Regie: Oliver Rauch, Ingo Rudloff – Kamera: Leif Karpe – Schnitt: Markus Schmidt – Produktion Upstart!


Presse:

„Die Filmemacher Rauch und Rudloff haben mit ihrem Portrait dem Jahrhundert-Phänomen Oskar Sala ein filmisches Denkmal gesetzt“ (Wiesbadener Kurier)
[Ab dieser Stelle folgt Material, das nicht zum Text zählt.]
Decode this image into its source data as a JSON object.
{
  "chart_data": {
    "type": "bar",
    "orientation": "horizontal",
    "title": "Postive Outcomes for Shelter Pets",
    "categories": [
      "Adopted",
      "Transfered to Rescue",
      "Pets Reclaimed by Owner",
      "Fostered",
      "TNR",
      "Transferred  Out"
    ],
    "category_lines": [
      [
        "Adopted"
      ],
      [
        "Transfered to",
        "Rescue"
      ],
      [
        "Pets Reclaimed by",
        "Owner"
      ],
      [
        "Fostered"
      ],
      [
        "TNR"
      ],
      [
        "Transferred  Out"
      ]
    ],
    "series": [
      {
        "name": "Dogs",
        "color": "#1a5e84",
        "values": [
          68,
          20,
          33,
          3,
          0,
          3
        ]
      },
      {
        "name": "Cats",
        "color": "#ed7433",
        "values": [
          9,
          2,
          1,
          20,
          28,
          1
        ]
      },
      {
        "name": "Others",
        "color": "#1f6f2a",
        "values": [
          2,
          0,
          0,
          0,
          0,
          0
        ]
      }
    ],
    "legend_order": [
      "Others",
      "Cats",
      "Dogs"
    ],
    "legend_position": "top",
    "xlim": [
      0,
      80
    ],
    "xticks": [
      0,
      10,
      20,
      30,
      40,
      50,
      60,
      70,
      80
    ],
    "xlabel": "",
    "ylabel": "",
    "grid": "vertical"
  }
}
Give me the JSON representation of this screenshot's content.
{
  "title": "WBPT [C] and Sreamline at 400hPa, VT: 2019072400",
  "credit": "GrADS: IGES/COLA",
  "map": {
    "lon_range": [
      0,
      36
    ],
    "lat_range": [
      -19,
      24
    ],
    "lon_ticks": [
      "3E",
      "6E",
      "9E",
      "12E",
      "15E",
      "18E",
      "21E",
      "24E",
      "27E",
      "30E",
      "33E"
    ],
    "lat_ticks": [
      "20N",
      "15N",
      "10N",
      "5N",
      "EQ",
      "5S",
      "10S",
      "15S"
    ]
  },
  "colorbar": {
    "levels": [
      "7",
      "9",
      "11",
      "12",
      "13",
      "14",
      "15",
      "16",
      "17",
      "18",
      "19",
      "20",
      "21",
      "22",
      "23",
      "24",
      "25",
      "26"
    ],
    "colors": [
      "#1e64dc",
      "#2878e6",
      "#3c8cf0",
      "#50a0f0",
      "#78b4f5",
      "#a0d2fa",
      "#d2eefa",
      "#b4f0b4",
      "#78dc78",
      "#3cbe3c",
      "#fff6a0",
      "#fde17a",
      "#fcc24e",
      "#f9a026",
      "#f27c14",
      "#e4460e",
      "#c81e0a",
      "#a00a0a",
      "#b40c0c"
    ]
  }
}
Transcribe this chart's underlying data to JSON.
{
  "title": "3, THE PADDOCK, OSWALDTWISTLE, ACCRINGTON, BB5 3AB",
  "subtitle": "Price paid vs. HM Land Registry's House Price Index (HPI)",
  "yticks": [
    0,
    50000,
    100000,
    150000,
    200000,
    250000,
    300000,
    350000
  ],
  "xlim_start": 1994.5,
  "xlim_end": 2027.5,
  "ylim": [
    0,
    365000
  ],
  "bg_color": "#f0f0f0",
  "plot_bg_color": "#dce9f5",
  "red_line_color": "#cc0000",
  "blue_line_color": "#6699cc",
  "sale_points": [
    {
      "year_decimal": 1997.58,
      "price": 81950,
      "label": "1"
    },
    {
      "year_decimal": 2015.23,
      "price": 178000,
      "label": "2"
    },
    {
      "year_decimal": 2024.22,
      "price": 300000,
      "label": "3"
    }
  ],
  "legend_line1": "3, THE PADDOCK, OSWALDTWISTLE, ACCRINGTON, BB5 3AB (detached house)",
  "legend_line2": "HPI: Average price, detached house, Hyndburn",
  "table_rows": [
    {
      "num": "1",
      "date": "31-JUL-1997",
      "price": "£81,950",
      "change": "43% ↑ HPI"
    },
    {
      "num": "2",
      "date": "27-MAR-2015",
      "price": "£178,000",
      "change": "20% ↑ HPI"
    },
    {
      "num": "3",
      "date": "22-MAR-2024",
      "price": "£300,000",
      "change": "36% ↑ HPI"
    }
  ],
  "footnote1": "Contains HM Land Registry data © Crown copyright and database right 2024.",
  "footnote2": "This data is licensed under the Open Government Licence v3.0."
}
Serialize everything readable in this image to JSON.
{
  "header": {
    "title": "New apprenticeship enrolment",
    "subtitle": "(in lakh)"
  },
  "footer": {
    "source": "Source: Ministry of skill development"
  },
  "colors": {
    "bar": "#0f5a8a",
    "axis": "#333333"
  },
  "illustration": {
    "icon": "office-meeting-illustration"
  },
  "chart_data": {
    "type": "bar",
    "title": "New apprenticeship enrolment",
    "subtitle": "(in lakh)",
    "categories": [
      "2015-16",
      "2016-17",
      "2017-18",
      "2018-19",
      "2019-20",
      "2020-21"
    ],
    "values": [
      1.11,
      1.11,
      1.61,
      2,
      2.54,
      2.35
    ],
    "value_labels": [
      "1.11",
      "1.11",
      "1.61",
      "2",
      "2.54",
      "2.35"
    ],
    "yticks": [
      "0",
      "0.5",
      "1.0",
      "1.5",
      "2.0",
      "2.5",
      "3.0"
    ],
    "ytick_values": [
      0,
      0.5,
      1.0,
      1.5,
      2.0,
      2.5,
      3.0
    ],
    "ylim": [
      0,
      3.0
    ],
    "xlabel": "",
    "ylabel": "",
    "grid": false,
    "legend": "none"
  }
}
„Am meisten steht Sala sich jedoch selbst im Weg. Dies zu zeigen ist die große Stärke der Dokumentation.“ (Braunschweiger Zeitung)

„Eine bemerkenswerte Dokumentation ist den beiden Filmemachern da gelungen. Bemerkenswert deshalb, weil es ihnen bei dem Portrait nicht um Mythenbildung geht. Geschickt montierte Archivaufnahmen, Interviewstrecken mit Sala und seinen Zeitzeugen, widmet sich der Film auch der Gegenwart und räumt mit Vorurteilen auf“ (Die Welt)

Rauch und Rudloff ist ein toller Film gelungen: Die Idee, mit dem Film auch eine Charakterstudie um Einzigartigkeit und Einsamkeit umzusetzen, ist aufgegangen.“ (Die Schleuse)


Internationale Festivalaufführungen & Preise:

u.a. Berlinale, Sao Paulo, Quebeck, Stockholm und Asolo
(Spezialpreis Gian Francesco Malipiero)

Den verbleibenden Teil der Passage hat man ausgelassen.